Schon 1992 bemühten sich die weltlichen Staatsoberhäupter, die verfeindeten Zweige der ukrainischen orthodoxen Kirchen zu vereinigen. Damals war es Krawtschuk, der Einfluß auf die Kirche in der Ukraine nahm, heute spricht Viktor Juschtschenko sich für eine „Nationalkirche“ aus. Diese möchte er um den Kirchenzweig des Patriarchen Filarets der Unabhängigen Orthodoxen Kirche von Kiew herum ansiedeln. Die Jubiläumsfeier sollte dazu dienen, eine Entscheidung über die Anerkennung herbeizuführen. Bartholomäus I., Patriarch von Konstantinopel und Ehrenoberhaupt aller orthodoxen Christen, war zur Feier aus Istanbul angereist und wurde in Kiew würdevoll hofiert. Das hielt jedoch den Moskauer Patriarchen Alexi II. nicht von seinem Besuch ab. Im Vorfeld beklagte sich die russische Seite aber darüber, daß dem russischen Kirchenoberhaupt ein weitaus kühlerer Empfang bereitet wurde als dem griechischen Gast.

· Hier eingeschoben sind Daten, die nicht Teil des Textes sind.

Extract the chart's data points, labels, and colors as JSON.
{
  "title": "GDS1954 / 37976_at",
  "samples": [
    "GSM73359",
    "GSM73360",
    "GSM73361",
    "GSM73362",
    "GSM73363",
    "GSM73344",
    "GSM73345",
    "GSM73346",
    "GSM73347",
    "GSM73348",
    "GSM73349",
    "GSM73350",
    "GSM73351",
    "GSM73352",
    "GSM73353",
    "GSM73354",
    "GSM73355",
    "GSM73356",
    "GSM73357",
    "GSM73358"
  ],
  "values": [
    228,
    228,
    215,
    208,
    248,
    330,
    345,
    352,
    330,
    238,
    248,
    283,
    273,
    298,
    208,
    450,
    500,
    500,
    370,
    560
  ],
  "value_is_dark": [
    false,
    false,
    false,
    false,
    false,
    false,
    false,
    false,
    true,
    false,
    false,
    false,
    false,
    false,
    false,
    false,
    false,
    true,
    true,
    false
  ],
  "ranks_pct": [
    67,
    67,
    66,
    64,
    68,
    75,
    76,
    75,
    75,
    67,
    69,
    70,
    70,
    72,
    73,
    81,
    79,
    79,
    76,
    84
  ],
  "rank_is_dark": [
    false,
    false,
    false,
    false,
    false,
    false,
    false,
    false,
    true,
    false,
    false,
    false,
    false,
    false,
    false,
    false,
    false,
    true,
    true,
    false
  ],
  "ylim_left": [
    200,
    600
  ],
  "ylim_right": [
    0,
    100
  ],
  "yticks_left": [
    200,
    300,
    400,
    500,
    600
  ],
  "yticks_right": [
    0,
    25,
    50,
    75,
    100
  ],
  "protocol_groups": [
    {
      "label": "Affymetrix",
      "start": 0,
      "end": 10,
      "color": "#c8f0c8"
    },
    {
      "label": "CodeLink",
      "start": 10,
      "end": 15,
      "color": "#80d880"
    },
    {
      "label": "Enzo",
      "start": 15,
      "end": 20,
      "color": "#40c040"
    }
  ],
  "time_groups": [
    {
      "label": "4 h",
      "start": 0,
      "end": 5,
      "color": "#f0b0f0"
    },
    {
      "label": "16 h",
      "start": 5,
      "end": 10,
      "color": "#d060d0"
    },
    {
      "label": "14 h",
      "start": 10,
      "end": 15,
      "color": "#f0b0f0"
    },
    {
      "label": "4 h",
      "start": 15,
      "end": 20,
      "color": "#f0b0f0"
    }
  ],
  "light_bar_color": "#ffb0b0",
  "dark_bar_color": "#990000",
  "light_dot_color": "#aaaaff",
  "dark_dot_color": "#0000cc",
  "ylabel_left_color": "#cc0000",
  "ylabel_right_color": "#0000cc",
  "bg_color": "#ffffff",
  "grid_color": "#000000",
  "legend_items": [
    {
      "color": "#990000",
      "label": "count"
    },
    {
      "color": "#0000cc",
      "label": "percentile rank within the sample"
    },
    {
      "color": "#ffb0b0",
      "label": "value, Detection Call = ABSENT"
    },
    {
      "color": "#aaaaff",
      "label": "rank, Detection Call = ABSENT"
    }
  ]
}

Am Ende hat sich der Aufwand für die Ukraine nicht gelohnt. Bartholomäus I., der als reformorientierter Vertreter der orthodoxen Kirche gilt, verweigerte einer ukrainisch-orthodoxen Kirche seinen Segen. Die Abspaltung einer ukrainischen Nationalkirche wird dennoch nicht zu verhindern sein.